CitiLink-Minutes: A Multilayer Annotated Dataset of Municipal Meeting Minutes
Ricardo Campos, Ana Filipa Pacheco, Ana Luísa Fernandes, Inês Cantante, Rute Rebouças, Luís Filipe Cunha, José Miguel Isidro, José Pedro Evans, Miguel Marques, Rodrigo Batista, Evelin Amorim, Alípio Jorge, Nuno Guimarães, Sérgio Nunes, António Leal, Purificação Silvano
TL;DR
CitiLink-Minutes tackles the absence of richly annotated municipal governance data by delivering a multilayer, de-identified European Portuguese corpus of 120 municipal meeting minutes. The dataset employs a four-layer SemAF-based framework (Personal Information, Metadata, Subject of Discussion, Voting) with double annotation and curator validation, and is paired with an interactive dashboard and a temporal train/validation/test split. Baseline experiments show encoder-based models (notably BERTimbau) outperform generative baselines across metadata extraction, vote labeling, and multi-label topic classification, underscoring the suitability of structured extraction for municipal texts. The work advances IR/NLP for local governance and provides a reproducible, privacy-preserving resource with substantial potential for downstream civic analytics and cross-municipality comparisons.
Abstract
City councils play a crucial role in local governance, directly influencing citizens' daily lives through decisions made during municipal meetings. These deliberations are formally documented in meeting minutes, which serve as official records of discussions, decisions, and voting outcomes. Despite their importance, municipal meeting records have received little attention in Information Retrieval (IR) and Natural Language Processing (NLP), largely due to the lack of annotated datasets, which ultimately limit the development of computational models. To address this gap, we introduce CitiLink-Minutes, a multilayer dataset of 120 European Portuguese municipal meeting minutes from six municipalities.

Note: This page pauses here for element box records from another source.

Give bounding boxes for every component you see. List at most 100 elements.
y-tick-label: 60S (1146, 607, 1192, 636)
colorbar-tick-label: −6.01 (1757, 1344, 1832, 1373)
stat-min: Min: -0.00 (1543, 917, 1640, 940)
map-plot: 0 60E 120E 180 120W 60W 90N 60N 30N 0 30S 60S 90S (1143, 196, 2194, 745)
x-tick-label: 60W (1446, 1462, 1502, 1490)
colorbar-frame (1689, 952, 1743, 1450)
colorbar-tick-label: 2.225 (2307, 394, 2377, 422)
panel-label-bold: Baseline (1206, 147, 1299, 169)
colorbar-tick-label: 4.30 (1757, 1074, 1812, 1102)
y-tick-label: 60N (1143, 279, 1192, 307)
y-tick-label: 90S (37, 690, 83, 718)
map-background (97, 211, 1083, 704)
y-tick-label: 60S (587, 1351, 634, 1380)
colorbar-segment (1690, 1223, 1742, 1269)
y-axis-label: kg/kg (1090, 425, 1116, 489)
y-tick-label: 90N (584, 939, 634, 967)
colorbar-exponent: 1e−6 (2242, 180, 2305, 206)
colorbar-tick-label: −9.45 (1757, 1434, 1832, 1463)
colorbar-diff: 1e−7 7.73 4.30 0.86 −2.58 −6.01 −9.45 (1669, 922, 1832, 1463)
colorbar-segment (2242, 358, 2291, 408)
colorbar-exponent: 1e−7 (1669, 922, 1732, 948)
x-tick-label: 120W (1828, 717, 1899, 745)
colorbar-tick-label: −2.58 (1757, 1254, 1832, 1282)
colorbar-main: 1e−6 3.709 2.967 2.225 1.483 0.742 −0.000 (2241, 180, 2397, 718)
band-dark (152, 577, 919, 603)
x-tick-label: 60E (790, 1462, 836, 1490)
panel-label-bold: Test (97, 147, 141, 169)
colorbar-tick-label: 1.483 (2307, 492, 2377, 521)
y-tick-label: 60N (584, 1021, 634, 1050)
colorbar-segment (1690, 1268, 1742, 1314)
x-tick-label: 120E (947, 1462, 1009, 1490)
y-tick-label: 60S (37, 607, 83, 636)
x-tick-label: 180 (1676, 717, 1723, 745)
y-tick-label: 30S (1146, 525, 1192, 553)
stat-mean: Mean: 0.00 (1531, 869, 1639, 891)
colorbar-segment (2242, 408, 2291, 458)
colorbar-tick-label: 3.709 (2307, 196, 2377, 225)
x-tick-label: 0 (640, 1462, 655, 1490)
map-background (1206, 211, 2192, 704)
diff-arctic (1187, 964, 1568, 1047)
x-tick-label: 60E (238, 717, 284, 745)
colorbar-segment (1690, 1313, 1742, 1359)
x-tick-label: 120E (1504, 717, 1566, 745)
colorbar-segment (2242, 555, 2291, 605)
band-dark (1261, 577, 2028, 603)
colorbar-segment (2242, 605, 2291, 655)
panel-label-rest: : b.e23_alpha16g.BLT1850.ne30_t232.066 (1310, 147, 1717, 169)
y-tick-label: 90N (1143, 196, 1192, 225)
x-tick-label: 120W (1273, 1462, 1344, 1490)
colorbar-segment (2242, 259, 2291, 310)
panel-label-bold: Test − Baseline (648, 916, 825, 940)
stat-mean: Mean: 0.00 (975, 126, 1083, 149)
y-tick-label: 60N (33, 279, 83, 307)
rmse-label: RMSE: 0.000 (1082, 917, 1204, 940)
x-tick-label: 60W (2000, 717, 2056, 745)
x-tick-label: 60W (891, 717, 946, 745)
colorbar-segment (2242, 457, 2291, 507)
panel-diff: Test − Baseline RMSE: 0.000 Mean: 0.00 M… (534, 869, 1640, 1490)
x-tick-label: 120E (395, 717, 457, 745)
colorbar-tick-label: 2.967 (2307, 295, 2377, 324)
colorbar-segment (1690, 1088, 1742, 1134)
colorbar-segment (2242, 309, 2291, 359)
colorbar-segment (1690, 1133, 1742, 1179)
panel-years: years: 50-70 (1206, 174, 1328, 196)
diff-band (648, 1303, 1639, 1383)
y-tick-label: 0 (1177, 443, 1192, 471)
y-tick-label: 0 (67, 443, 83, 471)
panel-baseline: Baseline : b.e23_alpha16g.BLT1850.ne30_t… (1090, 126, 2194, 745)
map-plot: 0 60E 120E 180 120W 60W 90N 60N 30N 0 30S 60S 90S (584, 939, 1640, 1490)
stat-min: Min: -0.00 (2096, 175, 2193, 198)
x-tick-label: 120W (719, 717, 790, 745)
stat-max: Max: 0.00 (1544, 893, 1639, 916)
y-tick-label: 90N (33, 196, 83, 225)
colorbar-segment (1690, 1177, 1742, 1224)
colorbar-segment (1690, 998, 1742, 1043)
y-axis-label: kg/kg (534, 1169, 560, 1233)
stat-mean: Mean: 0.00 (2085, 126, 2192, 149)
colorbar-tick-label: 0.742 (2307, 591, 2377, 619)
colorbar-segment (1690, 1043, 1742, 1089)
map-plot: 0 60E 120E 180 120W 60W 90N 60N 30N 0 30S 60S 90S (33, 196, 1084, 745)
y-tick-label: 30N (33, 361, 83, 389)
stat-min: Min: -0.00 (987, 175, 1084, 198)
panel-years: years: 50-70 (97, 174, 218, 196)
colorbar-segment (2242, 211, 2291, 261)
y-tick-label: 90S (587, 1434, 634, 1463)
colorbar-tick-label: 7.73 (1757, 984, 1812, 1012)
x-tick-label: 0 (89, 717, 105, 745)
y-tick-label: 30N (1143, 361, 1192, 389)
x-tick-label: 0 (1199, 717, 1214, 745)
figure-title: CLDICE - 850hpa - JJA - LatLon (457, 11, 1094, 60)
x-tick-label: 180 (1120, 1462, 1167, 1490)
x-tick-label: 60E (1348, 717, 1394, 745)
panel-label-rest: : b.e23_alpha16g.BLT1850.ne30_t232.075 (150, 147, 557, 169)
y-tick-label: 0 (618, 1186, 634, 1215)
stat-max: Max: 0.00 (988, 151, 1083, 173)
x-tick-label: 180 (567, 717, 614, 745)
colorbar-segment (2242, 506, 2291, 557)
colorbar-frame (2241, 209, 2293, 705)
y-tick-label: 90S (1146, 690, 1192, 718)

Unlike prior annotated datasets of parliamentary or video records, CitiLink-Minutes provides multilayer annotations and structured linkage of official written minutes. The dataset contains over one million tokens, with all personal identifiers de-identified. Each minute was manually annotated by two trained annotators and curated by an experienced linguist across three complementary dimensions: (1) metadata, (2) subjects of discussion, and (3) voting outcomes, totaling over 38,000 individual annotations. Released under FAIR principles and accompanied by baseline results on metadata extraction, topic classification, and vote labeling, CitiLink-Minutes demonstrates its potential for downstream NLP and IR tasks, while promoting transparent access to municipal decisions.